1238. Fining for Wine.—Put an ounce of isinglass into a quart jug, with one pint of wine; stir it twice or thrice a day, and it will soon dissolve; when strain it through a sieve. A pint of this fining will be sufficient for a cask of twenty gallons.
When the fining is put into the cask, stir it up with a stick, taking care not to touch the bottom, so as to disturb the lees. Fill up the cask, if necessary, bung it down, and in a week the wine will be fit for bottling.
For white wine only, add and mix, as above, a quarter of a pint of milk to every gallon of wine. It may also be fined with the whites of eggs, beaten up with some wine, in the proportion of four whites to sixteen gallons of wine.

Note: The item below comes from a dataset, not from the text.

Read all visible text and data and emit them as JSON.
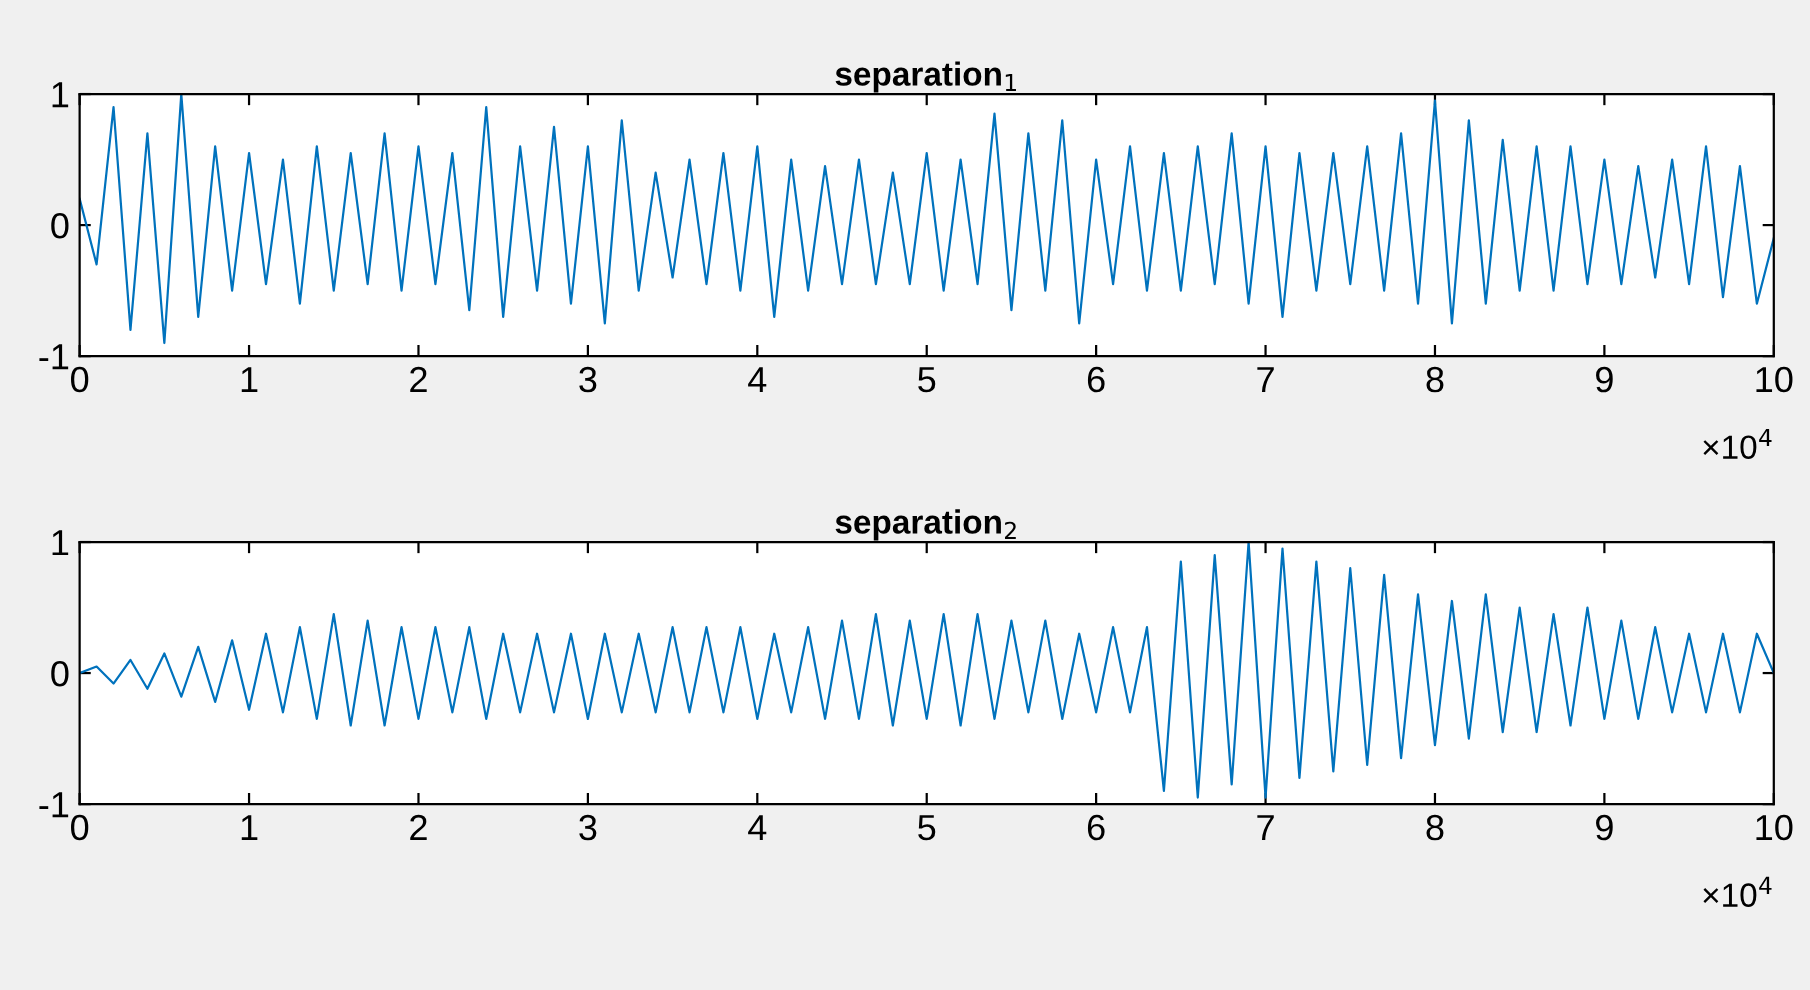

1239. To sweeten Casks.—If a cask, after the contents are drunk out, be well stopped, and the lees be allowed to remain in it till it is again to be used, it will only be necessary to scald it; taking care, before you fill it, to see that the hoops are well driven. Should the air get into the cask, it will become musty, and scalding will not improve it; the surest way will be then to take out the head of the cask, to be shaved, then to burn it a little, and scald it for use. Or, put into the cask some quick lime and cold water, bung it down, shake it for some time, and then scald it; or, burn a match in it, and scald it.
Or, mix half a pint of the strongest sulphuric acid in an open vessel, with a quart of water, put it into the cask, and roll it well about; next day, add one pound of chalk, bung it down, and in three or four days the cask should be washed out with boiling water.